| Let's think about this. Let's assume that when a river gets redirected, a scientist goes and investigates it (which seems reasonable), and is asked what is the chance that it happened by natural causes, or is due to global warming. Based on the analysis that @acover shared with us, we can see that out of a thousand such dispatches, 995 will be due to global warming and 5 will be due to natural variability. So it seems correct for that scientist to conclude "It's 99.5% due to global warming.". In fact, saying that it's .5% due to natural variability is equivalent. You are probably thinking of the jelly bean situation, where a test is performed to detect something within a sample population. The test has a failure rate, and the population has a base rate of occurrence.

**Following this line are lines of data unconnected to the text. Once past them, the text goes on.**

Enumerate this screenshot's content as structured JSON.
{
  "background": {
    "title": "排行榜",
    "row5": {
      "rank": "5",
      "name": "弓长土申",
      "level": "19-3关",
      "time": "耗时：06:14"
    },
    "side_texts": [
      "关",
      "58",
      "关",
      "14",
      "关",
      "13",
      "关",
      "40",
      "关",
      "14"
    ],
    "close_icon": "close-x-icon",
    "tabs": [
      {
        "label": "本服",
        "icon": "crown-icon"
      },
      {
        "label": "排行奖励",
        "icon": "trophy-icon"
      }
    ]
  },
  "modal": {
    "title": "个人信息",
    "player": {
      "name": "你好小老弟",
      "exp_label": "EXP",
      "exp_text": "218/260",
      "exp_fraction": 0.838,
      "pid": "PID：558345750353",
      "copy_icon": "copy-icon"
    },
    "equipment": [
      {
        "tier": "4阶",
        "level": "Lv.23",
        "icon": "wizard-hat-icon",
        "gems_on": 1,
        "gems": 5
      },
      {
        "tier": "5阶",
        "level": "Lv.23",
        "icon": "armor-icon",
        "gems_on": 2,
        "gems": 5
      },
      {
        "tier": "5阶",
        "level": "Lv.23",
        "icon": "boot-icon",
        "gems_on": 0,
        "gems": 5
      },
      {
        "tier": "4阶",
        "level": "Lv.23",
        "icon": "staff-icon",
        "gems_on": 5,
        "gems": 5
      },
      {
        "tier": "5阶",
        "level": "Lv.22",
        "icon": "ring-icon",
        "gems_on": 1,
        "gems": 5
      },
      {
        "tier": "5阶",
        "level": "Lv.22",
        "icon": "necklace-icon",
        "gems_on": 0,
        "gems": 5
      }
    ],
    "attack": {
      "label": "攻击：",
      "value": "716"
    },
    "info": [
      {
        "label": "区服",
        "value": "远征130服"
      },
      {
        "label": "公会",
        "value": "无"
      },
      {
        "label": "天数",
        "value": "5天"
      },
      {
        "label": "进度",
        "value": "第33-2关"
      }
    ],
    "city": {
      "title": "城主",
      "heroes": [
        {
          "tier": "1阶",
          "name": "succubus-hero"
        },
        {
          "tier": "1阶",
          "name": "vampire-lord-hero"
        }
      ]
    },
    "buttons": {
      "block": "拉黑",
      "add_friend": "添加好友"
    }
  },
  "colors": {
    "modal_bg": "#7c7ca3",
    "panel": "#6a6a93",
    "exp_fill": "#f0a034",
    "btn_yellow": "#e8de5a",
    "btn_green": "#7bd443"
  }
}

In this case (thanks @acover), they are directly calculating the base rate. Now, you could also ask "How many times in a year will a scientist be dispatched and be wrong", which is a again a different question (and is closer to the scenario you described). |
The paper appears to create a model for a single glacier's retreat. Selects the parameters of this model by analyzing all glaciers. Then determines the retreat of this glacier is unlikely under this model.
The issue is that there is a sampling bias. This glacier is not like most glaciers [I assume]. It was not randomly sampled from all glaciers. It was selected because of a river diversion due to glacial retreat.
What did they do to compensate for this sampling bias? I don't see it.